De esta misma torsión nos habla Jacques Rancière en La lección de Althusser. Allí, el filósofo da cuenta de cómo el Mayo francés significó para él, como para la mayoría de los discípulos de Althusser –como Badiou, Milner, Balibar, entre otros– abandonar al maestro. Abandono que se presentó como inexorable cuando la experiencia libertaria que se había puesto en acto en las calles de París les demostró la falsedad de las ideas que sostenía el maestro, como por ejemplo aquella que afirmaba que existe una diferencia y una distancia insalvables entre la ciencia (marxista) y la ideología, entre el intelectual de cátedra (portador de esa ciencia) y la masa estudiantil y trabajadora atrapada en la ideología, lo cual lo llevaba a asegurar que la gente está dominada porque no sabe, porque desconoce el sistema que los explota, y que el marxismo es la ciencia que le permitirá a los dominados salir de su condición de dominación.

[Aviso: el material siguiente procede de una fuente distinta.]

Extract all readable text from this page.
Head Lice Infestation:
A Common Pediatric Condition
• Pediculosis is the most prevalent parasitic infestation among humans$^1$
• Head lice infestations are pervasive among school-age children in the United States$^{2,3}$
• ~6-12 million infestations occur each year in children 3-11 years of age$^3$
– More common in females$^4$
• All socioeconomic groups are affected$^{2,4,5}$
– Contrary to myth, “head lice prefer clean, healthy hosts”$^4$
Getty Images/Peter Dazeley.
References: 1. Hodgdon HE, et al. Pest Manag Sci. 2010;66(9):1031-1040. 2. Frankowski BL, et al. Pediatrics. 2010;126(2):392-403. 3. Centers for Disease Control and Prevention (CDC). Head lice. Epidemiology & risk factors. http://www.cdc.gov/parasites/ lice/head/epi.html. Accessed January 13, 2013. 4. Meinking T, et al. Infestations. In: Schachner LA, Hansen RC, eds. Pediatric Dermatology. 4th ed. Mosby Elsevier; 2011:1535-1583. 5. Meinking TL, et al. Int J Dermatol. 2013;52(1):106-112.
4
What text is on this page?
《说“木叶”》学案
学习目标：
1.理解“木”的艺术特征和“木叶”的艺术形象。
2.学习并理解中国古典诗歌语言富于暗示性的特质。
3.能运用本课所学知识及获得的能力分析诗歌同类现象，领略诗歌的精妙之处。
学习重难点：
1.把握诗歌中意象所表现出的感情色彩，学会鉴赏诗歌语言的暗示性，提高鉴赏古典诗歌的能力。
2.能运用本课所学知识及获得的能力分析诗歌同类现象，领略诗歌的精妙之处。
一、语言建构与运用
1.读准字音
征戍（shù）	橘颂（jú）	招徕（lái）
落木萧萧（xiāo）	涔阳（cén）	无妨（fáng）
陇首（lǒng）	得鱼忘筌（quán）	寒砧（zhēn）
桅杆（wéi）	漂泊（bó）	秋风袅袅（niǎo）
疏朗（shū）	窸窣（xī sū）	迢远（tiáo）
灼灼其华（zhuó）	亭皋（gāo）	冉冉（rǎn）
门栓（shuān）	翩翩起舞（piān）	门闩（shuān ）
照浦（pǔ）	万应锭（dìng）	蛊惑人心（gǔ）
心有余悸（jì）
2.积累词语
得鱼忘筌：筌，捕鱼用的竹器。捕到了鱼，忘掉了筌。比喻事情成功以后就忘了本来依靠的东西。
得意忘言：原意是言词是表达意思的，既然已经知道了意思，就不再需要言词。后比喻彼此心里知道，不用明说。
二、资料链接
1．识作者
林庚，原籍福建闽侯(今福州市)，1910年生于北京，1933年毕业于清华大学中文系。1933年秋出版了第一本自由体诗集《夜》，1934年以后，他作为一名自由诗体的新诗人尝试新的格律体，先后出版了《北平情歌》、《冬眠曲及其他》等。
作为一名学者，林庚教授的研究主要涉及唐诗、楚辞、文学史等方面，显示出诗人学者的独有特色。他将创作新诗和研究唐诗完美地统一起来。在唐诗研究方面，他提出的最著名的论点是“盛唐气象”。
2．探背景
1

Sin embargo, las masas obreras y estudiantiles le dan una lección al maestro: le demuestran que “la lucha de clases” se estaba dando, ante sus ojos, en las universidades y en las calles de la ciudad; que los sujetos de esa lucha sabían perfectamente contra qué estaban luchando: no contra la ideología, sino contra los aparatos concretos que los oprimían; que también sabían cuáles eran sus armas de lucha: no las “palabras sabias” que les proveía la ciencia marxista, sino las palabras sin más. En definitiva, lo que los sujetos protagonistas de Mayo denuncian, rechazan y abandonan en el campo del pensamiento y la práctica política es esa diferencia entre la vanguardia iluminada del partido y las masas, esa pedagogía al servicio del orden que lo único que hace es perpetuar la dominación, eso que Rancière llamó “lógica de la explicación” que imperaba en todos los órdenes de la “sociedad pedagogizada”.

Frente a esa lógica jerarquizante, lo que se impone es el comunitarismo –sostenido en varios frentes por todas las vertientes del movimiento estudiantil: solidaridad con los obreros, identificación con las causas estudiantiles internacionales, vinculación con los movimientos políticos revolucionarios del Tercer Mundo, etc.–, y la redistribución del poder en la comunidad, organizada bajo una nueva ideología autogestionaria y el formato asambleario, lo cual supuso horizontalizar los mecanismos de comunicación. No importaba si se trataba del profesor, de un alumno o de un vecino: todos dirían su palabra, pero –como bien señala Michel de Certeau en su precioso libro La toma de la palabra– despojados primeramente de su envestidura institucional.

En suma, en Mayo de 1968 la lucha que se llevó a cabo estuvo atravesada por un espíritu revolucionario y emancipatorio que estalló en el pensamiento y se expresó en las calles, circuló entre aquellos militantes, estudiantes e intelectuales que poco a poco comenzaban a “desaprender la lección” y a abandonar el “compañerismo de ruta”; entre los vecinos del Barrio Latino –muy activos en las barricadas que tuvieron lugar durante las jornadas de lucha–; en las aulas universitarias –promoviendo discusiones entre docentes y estudiantes impensadas años atrás, poniendo en tela de juicio incluso la idoneidad de los mismos profesores–; en los teatros –como fue el caso del Odeón, donde se llevaron adelante exhaustivas jornadas de discusión política asamblearia–; en las fábricas –donde los obreros comenzaban a discutir y a cuestionar a las jerarquías sindicales–. Como afirmó el filósofo greco-francés Cornelius Castoriadis en Mayo del 68: la brecha, “en y por el movimiento de Mayo tuvo lugar una formidable resocialización, por más que se haya mostrado pasajera”. Todos estaban animados por el “deseo de una libertad más grande para cada uno y para todos”. Y nos advierte que si insistimos en querer encontrar al tan mentado individualismo de Mayo, en todo caso debemos ir buscarlo en los acuerdos de Grenelle.